Romania's government, in office for only two months, was toppled by a vote of no confidence Friday making it the second European leadership within a week to collapse in the face of internal debate over the pace and scope of austerity measures.

Opposition parties gathered 235 votes - four more than necessary in the 460-seat Parliament - to oust the newly-elected government of Prime Minister Mihai-Razvan Ungureanu. Debate within Romania had been raging for weeks over the government's plans to reduce its budget deficit from 4.4 percent in 2011. Ungureanu had set a target of 1.9 percent for this year in a plan that had tabled 25 percent public sector salary cuts and tax increases. He took office after the resignation of Emil Boc in the face of violent protests linked to his own austerity programme.

Romania recently secured €5bn loan package from the IMF and the European Union last year in an effort to firewall itself from the region's sovereign debt crisis. Romania's IMF spokesperson, Mihai Tanasescu, told Reuters that the Fund would halt its days old review of the loan following the no confidence vote. Romania has yet to draw from the funds.

Romania's currency, the Leu, fell to a record low 4.4010 against the euro, following the government's defeat. In an odd development Friday following the vote, Romania's Finance Ministry said it plans to sell 3.8bn ($1.15bn) in Leu-denominated debt next month.

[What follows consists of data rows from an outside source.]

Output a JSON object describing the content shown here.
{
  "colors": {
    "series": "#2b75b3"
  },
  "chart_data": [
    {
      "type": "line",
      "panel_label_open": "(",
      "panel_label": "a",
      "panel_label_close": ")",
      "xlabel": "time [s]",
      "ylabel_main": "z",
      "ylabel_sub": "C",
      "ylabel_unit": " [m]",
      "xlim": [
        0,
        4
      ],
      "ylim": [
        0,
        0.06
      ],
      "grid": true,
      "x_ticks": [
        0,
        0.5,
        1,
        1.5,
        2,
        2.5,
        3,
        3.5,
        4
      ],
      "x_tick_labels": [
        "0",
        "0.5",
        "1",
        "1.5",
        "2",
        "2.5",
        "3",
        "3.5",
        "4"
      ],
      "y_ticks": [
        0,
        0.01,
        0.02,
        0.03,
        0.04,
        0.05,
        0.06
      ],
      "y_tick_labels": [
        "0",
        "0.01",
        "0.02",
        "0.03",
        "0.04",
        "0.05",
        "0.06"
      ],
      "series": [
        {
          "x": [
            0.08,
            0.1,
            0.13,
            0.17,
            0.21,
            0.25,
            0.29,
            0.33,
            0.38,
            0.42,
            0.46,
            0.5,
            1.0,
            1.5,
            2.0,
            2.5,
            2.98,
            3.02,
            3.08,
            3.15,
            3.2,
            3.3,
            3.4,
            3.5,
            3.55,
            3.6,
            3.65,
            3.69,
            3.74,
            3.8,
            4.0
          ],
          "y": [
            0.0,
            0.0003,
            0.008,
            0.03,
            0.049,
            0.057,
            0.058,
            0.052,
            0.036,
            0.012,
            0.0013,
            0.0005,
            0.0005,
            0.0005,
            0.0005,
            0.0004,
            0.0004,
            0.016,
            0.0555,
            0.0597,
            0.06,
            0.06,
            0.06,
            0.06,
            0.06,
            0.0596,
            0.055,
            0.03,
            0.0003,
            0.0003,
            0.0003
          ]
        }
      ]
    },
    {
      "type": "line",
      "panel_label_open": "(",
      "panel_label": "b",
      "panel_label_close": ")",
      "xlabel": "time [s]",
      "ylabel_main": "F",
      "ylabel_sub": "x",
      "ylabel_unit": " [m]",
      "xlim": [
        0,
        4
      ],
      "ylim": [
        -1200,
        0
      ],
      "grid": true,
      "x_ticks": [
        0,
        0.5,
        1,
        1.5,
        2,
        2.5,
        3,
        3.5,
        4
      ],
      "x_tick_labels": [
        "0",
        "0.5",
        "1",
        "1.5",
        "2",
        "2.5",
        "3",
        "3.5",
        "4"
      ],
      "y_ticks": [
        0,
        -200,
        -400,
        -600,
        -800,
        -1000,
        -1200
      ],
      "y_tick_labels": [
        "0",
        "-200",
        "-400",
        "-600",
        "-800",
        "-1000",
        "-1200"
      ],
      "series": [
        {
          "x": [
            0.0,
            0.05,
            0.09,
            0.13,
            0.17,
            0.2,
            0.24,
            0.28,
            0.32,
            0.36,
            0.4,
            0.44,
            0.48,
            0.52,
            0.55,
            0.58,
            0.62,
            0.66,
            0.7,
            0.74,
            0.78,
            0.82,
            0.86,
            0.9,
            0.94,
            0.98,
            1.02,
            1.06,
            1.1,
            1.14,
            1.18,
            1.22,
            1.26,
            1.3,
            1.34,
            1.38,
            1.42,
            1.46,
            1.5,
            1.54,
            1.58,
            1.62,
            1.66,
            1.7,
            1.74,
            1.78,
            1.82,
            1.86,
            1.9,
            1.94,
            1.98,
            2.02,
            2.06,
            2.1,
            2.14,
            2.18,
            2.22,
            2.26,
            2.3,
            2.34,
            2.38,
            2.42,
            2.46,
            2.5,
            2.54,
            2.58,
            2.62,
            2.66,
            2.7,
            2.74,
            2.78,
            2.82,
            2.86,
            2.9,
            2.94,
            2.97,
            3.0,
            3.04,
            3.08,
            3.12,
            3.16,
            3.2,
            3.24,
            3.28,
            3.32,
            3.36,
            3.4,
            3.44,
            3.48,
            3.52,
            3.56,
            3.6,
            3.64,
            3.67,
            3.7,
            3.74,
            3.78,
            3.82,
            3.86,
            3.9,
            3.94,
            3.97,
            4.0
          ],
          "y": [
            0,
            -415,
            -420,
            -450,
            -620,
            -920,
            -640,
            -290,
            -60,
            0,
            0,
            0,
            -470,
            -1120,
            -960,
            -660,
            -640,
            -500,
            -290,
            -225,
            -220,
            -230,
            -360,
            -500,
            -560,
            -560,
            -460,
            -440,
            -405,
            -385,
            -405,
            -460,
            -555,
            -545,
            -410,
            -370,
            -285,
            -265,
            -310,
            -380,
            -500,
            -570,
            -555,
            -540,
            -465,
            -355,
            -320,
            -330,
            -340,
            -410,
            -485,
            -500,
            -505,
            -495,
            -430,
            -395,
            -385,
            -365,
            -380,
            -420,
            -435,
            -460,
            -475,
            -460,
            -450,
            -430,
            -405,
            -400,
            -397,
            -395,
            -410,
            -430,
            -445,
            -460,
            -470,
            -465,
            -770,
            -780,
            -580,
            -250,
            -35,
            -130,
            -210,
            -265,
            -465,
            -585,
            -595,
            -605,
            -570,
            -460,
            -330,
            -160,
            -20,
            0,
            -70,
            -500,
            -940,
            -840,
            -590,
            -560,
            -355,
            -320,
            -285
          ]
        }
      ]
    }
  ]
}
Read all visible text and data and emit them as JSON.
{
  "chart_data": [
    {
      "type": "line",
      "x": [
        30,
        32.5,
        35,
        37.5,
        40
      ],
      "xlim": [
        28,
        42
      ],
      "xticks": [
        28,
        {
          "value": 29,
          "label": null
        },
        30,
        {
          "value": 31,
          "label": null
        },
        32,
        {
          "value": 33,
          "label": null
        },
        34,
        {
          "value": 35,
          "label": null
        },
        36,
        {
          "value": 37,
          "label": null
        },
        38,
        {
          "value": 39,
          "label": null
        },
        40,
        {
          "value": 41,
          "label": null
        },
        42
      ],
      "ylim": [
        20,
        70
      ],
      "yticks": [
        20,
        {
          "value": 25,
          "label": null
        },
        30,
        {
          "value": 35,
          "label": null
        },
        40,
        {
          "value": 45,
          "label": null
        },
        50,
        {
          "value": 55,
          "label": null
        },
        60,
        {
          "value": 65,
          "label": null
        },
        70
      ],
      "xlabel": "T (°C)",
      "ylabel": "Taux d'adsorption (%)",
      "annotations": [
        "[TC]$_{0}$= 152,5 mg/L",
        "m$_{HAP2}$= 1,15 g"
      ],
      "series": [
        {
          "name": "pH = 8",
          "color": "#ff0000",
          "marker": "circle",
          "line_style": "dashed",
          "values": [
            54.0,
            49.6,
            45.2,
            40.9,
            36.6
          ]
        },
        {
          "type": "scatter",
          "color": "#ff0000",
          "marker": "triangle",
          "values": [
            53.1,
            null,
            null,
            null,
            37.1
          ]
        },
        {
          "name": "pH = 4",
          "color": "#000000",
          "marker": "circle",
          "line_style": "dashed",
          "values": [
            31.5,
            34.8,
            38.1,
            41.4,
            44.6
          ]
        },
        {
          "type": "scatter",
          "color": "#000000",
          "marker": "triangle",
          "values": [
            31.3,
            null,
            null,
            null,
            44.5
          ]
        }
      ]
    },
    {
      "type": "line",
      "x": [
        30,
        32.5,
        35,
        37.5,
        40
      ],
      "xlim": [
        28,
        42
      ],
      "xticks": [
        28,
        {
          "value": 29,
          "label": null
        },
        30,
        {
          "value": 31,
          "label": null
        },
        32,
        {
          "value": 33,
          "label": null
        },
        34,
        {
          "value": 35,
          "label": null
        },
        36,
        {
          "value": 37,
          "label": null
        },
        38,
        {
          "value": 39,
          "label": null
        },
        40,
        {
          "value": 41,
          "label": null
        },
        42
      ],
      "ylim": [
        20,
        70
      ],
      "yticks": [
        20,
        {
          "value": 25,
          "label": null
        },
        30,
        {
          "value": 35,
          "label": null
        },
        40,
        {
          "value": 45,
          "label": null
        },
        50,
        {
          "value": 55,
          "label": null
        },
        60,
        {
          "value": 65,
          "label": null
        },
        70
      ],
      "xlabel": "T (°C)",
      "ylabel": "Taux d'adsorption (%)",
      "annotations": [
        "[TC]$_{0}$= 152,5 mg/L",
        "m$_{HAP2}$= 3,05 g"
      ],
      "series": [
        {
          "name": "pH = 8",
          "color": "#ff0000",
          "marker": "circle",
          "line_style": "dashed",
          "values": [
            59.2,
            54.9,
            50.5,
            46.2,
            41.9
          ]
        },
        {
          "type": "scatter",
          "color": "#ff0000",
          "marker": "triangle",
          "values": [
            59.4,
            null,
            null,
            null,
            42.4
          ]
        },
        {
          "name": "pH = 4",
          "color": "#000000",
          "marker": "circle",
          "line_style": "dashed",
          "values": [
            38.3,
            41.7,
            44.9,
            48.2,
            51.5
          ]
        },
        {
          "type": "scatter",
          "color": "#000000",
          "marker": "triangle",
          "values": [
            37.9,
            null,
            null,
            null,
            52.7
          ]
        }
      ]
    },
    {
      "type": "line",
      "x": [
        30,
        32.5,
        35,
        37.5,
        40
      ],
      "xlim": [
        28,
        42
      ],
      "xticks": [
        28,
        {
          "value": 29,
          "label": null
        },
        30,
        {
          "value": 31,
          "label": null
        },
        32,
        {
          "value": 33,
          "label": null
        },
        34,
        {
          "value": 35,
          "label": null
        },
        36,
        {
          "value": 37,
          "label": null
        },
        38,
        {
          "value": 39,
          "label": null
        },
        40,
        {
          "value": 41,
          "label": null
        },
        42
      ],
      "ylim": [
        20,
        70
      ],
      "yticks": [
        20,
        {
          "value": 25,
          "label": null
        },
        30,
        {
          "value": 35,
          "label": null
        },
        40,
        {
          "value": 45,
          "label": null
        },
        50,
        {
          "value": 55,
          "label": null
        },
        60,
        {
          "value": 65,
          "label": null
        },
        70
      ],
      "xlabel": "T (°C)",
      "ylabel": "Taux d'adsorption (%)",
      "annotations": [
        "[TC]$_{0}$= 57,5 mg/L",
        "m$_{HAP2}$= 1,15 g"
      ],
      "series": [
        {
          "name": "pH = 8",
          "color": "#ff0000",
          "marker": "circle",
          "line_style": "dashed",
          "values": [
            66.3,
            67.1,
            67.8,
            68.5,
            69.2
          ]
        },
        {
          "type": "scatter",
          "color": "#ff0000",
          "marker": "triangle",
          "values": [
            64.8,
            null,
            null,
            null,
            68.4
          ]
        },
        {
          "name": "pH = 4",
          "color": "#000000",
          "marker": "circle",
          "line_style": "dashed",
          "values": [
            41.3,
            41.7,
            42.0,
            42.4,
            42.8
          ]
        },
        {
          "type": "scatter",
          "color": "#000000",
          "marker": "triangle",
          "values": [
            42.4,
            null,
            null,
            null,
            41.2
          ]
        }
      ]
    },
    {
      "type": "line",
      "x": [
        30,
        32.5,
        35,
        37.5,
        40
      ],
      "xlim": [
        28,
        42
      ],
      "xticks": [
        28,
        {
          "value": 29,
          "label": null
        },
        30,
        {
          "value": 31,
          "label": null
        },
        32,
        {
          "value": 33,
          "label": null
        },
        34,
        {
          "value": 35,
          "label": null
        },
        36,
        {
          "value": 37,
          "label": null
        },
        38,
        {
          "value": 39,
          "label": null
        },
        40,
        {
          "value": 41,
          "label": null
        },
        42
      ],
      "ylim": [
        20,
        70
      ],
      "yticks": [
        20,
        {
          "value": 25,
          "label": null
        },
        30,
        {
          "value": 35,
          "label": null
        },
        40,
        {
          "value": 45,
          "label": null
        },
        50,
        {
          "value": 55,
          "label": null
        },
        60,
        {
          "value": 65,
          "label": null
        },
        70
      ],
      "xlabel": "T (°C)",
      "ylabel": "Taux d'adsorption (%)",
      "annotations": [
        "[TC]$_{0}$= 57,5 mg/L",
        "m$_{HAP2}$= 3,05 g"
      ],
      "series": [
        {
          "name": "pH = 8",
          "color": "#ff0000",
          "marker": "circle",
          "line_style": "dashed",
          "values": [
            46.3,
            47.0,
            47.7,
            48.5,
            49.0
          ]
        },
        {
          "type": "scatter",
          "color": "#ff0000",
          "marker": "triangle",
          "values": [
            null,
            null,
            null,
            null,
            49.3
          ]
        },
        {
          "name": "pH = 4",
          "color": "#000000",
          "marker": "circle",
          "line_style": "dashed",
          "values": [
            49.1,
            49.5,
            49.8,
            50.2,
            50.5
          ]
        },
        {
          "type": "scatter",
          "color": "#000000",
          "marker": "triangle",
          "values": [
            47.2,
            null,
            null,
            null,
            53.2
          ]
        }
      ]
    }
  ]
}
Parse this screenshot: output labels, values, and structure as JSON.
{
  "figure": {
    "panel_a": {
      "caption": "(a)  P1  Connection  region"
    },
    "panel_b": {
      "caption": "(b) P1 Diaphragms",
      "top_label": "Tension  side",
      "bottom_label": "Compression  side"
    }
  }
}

Earlier this week, the coalition government in the Netherlands resigned after failing to agree on budget terms that would meet EU targets for deficit reduction.

Prime Minister and Liberal Party leader Mark Rutte will formally offer a cabinet resignation statement to Queen Beatrix later today, Dutch broadcaster RTL reported, after an emergency debate failed to stabilise the government after the withdraw of coalition partner's Geert Wilders's Freedom Party over the weekend. Opposition Labor Party leader Diederik Samson has said he will only support deficit reduction measures - inside an agreed budget - if a general election is held in September, three years earlier than scheduled.